Après avoir montré la nécessité d’une science sociale, M. H. Spencer établit l’existence d’une telle science, et il la prouve, selon nous, par de très bonnes raisons. Il combat la doctrine théologique, qui fait intervenir indiscrètement la Providence dans les événemens historiques, et une autre théorie non moins exagérée, celle des grands hommes. Il prouve que, de l’aveu même de ceux qui la combattent, il y a une science sociale, puisqu’on fait des lois pour l’avenir, ce qui suppose évidemment que les actions humaines sont soumises à quelques règles, et qu’on peut les prévoir dans une certaine mesure. « Autrement, dit l’auteur, un gouvernement et une législation seraient choses absurdes. On pourrait, si l’on voulait, faire dépendre les actes du parlement d’un tirage au sort, ou les jouer à pile ou face, ou, mieux encore, s’en passer. Les conséquences sociales ne se déroulant pas dans un ordre assignable, on ne saurait compter d’avance sur aucun effet, tout serait dans le chaos. » — Si au contraire on fait des lois, c’est qu’on reconnaît par là même une certaine causalité naturelle, de certaines liaisons constatées entre les causes et les effets. C’est d’ailleurs se faire de la science une idée trop étroite que d’exiger dans toutes les matières le même degré de précision. Ce n’est qu’en mécanique et en physique, c’est-à-dire dans les sciences de la matière inorganique, que l’on peut établir des lois quantitatives. Dans les sciences biologiques, les lois ne sont que qualitatives : la prévision y est donc moins rigoureuse. Même en météorologie, les prévisions ne sont qu’approximatives ; mais partout où il y a prévision à quelque degré, il y a science. Lors même que dans les relations sociales il n’y aurait pas de lois plus rigoureuses qu’en météorologie, elles suffiraient encore pour être la matière d’une science.
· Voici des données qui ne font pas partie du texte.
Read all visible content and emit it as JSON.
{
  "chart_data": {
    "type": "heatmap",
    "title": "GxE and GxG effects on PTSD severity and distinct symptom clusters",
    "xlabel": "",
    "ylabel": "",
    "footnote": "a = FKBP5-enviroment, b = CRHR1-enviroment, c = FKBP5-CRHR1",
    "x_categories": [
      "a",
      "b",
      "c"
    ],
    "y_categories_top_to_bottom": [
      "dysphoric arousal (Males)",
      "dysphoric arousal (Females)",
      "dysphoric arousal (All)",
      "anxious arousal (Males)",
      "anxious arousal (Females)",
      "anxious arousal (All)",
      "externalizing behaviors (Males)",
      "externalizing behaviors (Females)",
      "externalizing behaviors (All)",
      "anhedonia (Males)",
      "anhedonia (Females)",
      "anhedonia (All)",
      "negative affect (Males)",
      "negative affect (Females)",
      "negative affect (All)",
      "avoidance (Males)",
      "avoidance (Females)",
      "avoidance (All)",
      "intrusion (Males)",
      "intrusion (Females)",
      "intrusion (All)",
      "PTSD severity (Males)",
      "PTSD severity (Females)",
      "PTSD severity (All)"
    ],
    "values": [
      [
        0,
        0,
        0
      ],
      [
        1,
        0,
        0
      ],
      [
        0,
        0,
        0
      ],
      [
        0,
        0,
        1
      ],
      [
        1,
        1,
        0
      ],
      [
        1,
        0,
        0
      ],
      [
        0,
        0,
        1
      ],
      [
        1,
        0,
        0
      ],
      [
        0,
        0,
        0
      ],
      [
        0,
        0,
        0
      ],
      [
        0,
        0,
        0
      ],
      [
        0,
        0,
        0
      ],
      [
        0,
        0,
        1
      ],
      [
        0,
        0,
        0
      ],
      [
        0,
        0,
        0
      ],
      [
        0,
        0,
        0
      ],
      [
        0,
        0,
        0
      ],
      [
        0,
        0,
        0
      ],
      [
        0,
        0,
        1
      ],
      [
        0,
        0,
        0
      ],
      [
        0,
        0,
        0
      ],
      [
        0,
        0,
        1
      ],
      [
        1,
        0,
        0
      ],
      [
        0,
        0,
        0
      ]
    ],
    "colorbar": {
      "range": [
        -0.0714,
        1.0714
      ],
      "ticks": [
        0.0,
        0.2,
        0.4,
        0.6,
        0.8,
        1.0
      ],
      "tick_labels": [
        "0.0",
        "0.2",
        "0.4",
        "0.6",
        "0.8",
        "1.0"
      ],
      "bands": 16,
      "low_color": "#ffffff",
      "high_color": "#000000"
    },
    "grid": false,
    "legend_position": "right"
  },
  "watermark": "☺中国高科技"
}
Nous approuvons fort ces considérations, et nous les avons nous-même plus d’une fois opposées à la conception étroite des positivistes, qui refusent le caractère de science à la philosophie et aux sciences morales. Cependant, si les vues de M. H. Spencer sont

  1. Tel est le but d’une institution libre, récemment fondée en France, sous la direction de M. Em. Boutmy, l’École des sciences politiques, — institution qui a précisément pour objet d’étudier les faits politiques à un point de vue absolument désintéressé et en dehors de tout esprit de parti : les finances, le droit des gens, la diplomatie, la législation comparée, l’histoire des institutions, tels sont les objets dont se compose la science politique, et dont l’enseignement, à la fois théorique et technique, est donné par l’école dont nous parlons.